La sculpture (comme la peinture) est à la recherche d’autres notions, d'autres structures, d'autres espaces. Le XX' siècle a vu se multiplier les techniques et la sculpture adopter les mêmes principes destructeurs-créateurs que la peinture. La sculpture «transparente » a donné d’innombrables réalisations — valables ou non. A l’heure actuelle la sculpture tente de plus en plus d’artistes, et nombre de peintres ne rêvent que de projeter leurs architectures mentales dans l’espace.

Tous les matériaux sont disponibles : fer, aluminium, plastique, papier, bois, verre, matériaux de récupération. On assiste à des spectacles qui tiennent plus des numéros de cirque (Tinguely, par exemple) qu’à de purs exercices plastiques. On découvre avec ravissement — et quelque retard — les œuvres hétéroclites de Boccioni et les stupéfiants montages exécutés par les dadaïstes en 1916 et les surréalistes quelques années plus tard. Mais l’esprit dada souffle où il peut : pour quelques œuvres véritablement magiques et envoûtantes il y a des milliers de ratages: il n’est qu’à parcourir les galeries d’art et les biennales pour s’en convaincre. Le bluff, l’originalité à tout prix, la facilité et le saugrenu ne remplaceront jamais le talent et la poésie. Mais la mode a ses exigences... Hans Aeschbacher, lui, ne semble guère être dérangé par la mode. Il poursuit calmement sa voie pensant qu’un artiste qui a quelque chose à dire pourra tout aussi bien exprimer l’esprit de son temps en taillant la lave, le granit ou le marbre qu’en assemblant avec plus ou moins de bonheur des fonds de poubelles, ou qu’en pressurant de vieilles voitures. Seuls comptent l’esprit et la poé sie que l’on insuffle dans un matériau ou dans un autre pour le rendre expressif et lui donner une âme, en définitive.

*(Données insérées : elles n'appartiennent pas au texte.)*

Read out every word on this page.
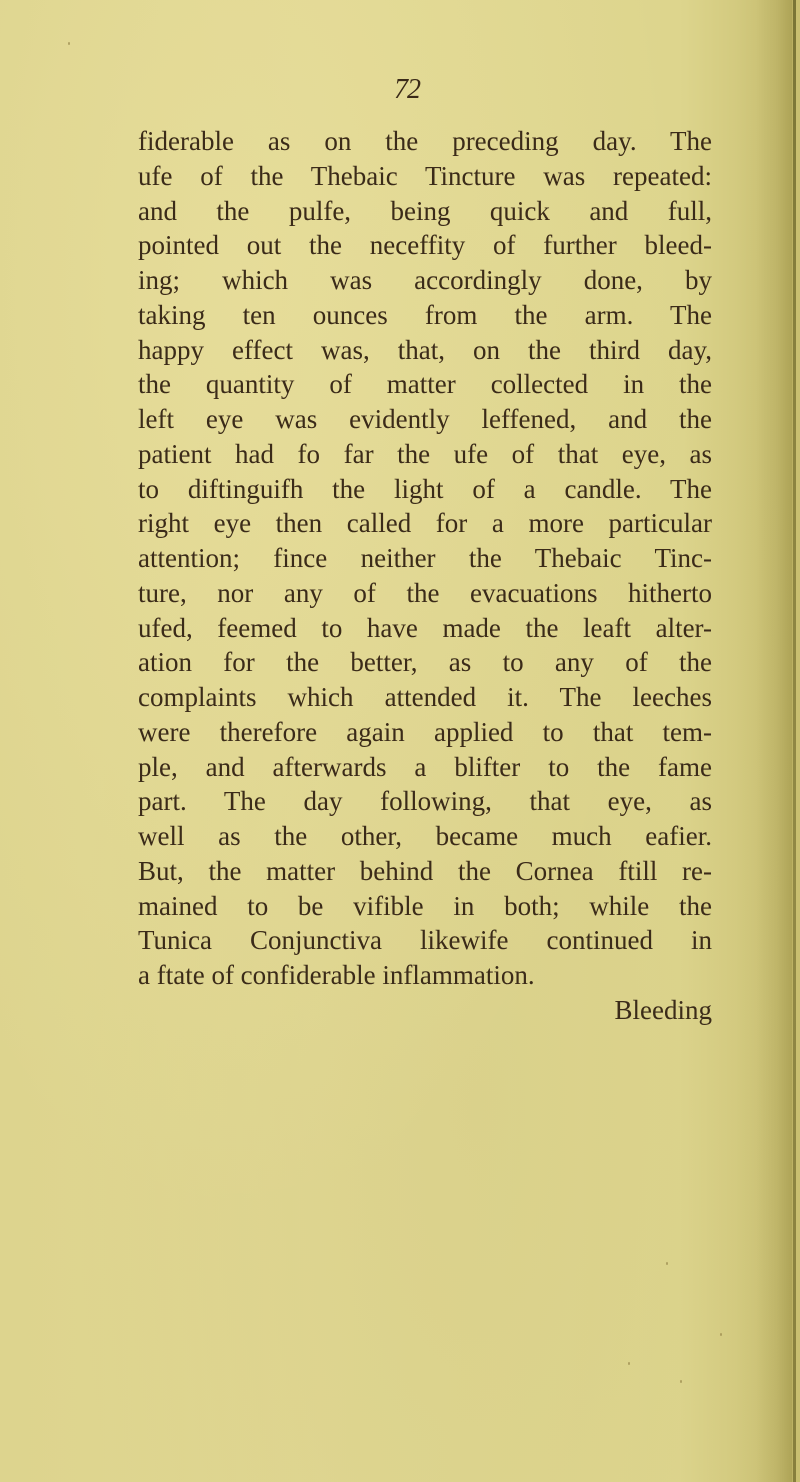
72
fiderable as on the preceding day. The
ufe of the Thebaic Tincture was repeated:
and the pulfe, being quick and full,
pointed out the neceffity of further bleed-
ing; which was accordingly done, by
taking ten ounces from the arm. The
happy effect was, that, on the third day,
the quantity of matter collected in the
left eye was evidently leffened, and the
patient had fo far the ufe of that eye, as
to diftinguifh the light of a candle. The
right eye then called for a more particular
attention; fince neither the Thebaic Tinc-
ture, nor any of the evacuations hitherto
ufed, feemed to have made the leaft alter-
ation for the better, as to any of the
complaints which attended it. The leeches
were therefore again applied to that tem-
ple, and afterwards a blifter to the fame
part. The day following, that eye, as
well as the other, became much eafier.
But, the matter behind the Cornea ftill re-
mained to be vifible in both; while the
Tunica Conjunctiva likewife continued in
a ftate of confiderable inflammation.
Bleeding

Et il est des plus curieux — j’en conviens — de voir un sculpteur ne manquant ni de caractère, ni d’originalité, ni de grandeur utiliser encore un matériau et une technique traditionnels. Et il est assez surprenant de constater — pour d’aucuns — que Hans Aeschbacher « tailleur de pierre » fait très rapidement le vide autour de lui dans une exposition collective. Nous n’échappons pas à l’emprise des forces qui se dégagent de cette sculpture si sobre, si rigoureuse, si simple dans ses rapports de lignes et de volumes. Elle nous cause un choc, ou, mieux encore, une émotion profonde qui se prolonge dans notre conscience. Et je pense particulièrement à ces sculptures nobles et austères, à ces sereines constructions aux lignes si pures et si tendues que sont les dernières figures d'Aeschbacher. Nous voilà loin de je ne sais quelle extatique transcendance, de quel «insaisissable formel ».

Ce principe de la forme fermée que nous rencontrons en général dans l'œuvre du sculpteur est un style d'architecture. Son œuvre est monumentale, sa plastique est constructive — faites de formes élémentaires telles que la verticale ou l’horizontale. Nous ressentons avec une singulière acuité le pouvoir de cette symétrie, le contraste de ces verticales et de ces horizontales, la puissance et la beauté qui se dégagent de toutes ces formes simples et pures appuyées sur des éléments solides et durables. L’art de Hans Aeschbacher est fait d’équilibre et de mesure, d'ordre et de clarté. Il met l’accent sur la permanence de la forme. Il est classique. Mais, dans cette architecture linéaire où chaque ligne donnant forme à l'expression est une arête et chaque volume un solide, le sculpteur n'oublie jamais de mettre une bonne dose de sensibilité, d'émotion. Il n’oublie jamais qu'une œuvre,si rigoureuse soit-elle, doit être une construction de l'intelligence et de la sensibilité. Michel Seuphor a dit de Hans Aeschbacher: «Dans la sculpture de ce temps il est le juste. « Midi le juste », dirait Valéry. Cette solitude si pleine, ce désert secrètement habité, ce silence gros de tout l'indicible, je ne me rassasie pas de les contempler dans une œuvre qui ne tient compte d'aucune mode, d'aucun engouement et qui tourne le dos à toutes facilités pour ne répondre — combien docile alors — qu'à la dictée d'autres nécessités, complètement inactuelles celles-là mais enracinées dans une durée qui échappe aux mouvances du temps. » On ne saurait mieux situer cet art et parler de la signification idéale de cette sculpture aux qualités si purement architectoniques.